Renovation contractors say soaring home prices in Toronto and Vancouver are encouraging many homeowners to pursue renovations instead of shopping for new homes.
“They can’t afford to buy new, so what they’re doing is they’re improving the living spaces that they’re in now,” said Jon-Carlos Tsilfidis, the renovators council chair at the Building Industry and Land Development Association.
According to a poll released by CIBC (TSX:CM) on Thursday, Canadian homeowners plan to spend an average of $17,142 on renovations this year, with basic maintenance such as painting, flooring and replacing appliances coming in as the top category for planned repairs.
However, that’s down 13 per cent from last year, when homeowners planned to spend $19,754 fixing up their houses.
The telephone poll of 1,020 Canadians conducted by Nielsen Consumer Insights is considered reliable within 3.1 percentage points, 19 times out of 20.
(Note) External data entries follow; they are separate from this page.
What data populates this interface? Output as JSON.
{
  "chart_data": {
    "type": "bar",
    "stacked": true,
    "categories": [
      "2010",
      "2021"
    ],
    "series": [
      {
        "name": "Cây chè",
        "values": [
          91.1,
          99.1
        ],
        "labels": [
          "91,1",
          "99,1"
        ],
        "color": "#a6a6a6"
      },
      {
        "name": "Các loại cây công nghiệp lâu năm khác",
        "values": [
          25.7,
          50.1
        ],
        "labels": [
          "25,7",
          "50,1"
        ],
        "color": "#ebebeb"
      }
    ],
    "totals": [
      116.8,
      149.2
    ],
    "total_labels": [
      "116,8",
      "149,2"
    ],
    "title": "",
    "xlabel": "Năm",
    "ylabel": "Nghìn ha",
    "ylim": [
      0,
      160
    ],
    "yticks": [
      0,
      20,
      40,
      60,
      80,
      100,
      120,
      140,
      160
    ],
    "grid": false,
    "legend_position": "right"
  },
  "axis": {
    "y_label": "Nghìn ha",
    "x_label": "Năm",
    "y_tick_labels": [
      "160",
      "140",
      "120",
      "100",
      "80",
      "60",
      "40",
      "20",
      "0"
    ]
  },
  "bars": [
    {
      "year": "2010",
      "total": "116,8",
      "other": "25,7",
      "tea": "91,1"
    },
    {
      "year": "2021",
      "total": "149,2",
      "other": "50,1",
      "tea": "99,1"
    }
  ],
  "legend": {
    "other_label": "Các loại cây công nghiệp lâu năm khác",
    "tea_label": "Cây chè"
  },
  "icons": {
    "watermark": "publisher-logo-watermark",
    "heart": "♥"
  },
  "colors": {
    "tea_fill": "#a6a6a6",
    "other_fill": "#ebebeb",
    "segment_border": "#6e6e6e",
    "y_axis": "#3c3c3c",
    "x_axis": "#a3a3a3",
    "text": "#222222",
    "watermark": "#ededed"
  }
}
In Toronto, however, contractors say demand for renovations shows no signs of waning.
“I can attest to the fact that we’ve never been busier,” said Brendan Charters, development manager at Eurodale Developments.
Charters attributes the renovation boom to rock-bottom interest rates and soaring home prices, which mean that many people who bought properties years ago, when they were cheaper, now have excess equity in their homes.
In addition, many professionals who work downtown are migrating towards the city core, where many of the homes were built between the 1930s and 1950s.
“We have a very aging housing stock in Toronto that is ripe for renovation,” Charters said.
Some contractors say weakening demand in western provinces like Alberta and Saskatchewan, where housing markets have been hurt by the declining oil price, are likely dragging down the national average.
“Canada is so diverse from coast to coast,” Charters said, noting that piping-hot real estate markets in the Greater Toronto Area and Vancouver are quite different from the remainder of the country.
Brent Ballash, owner and managing director of Calgary-based Amorea Designs, says consumers are certainly spending more conservatively as a result of massive layoffs in the oilpatch.
However, that could also end up boosting renovation spending since many homeowners would rather fix up their homes than purchase new ones during such uncertain times, he said.
“Our experience is that people feel safer staying put and reinvesting in their current home when things are uncertain,” he said.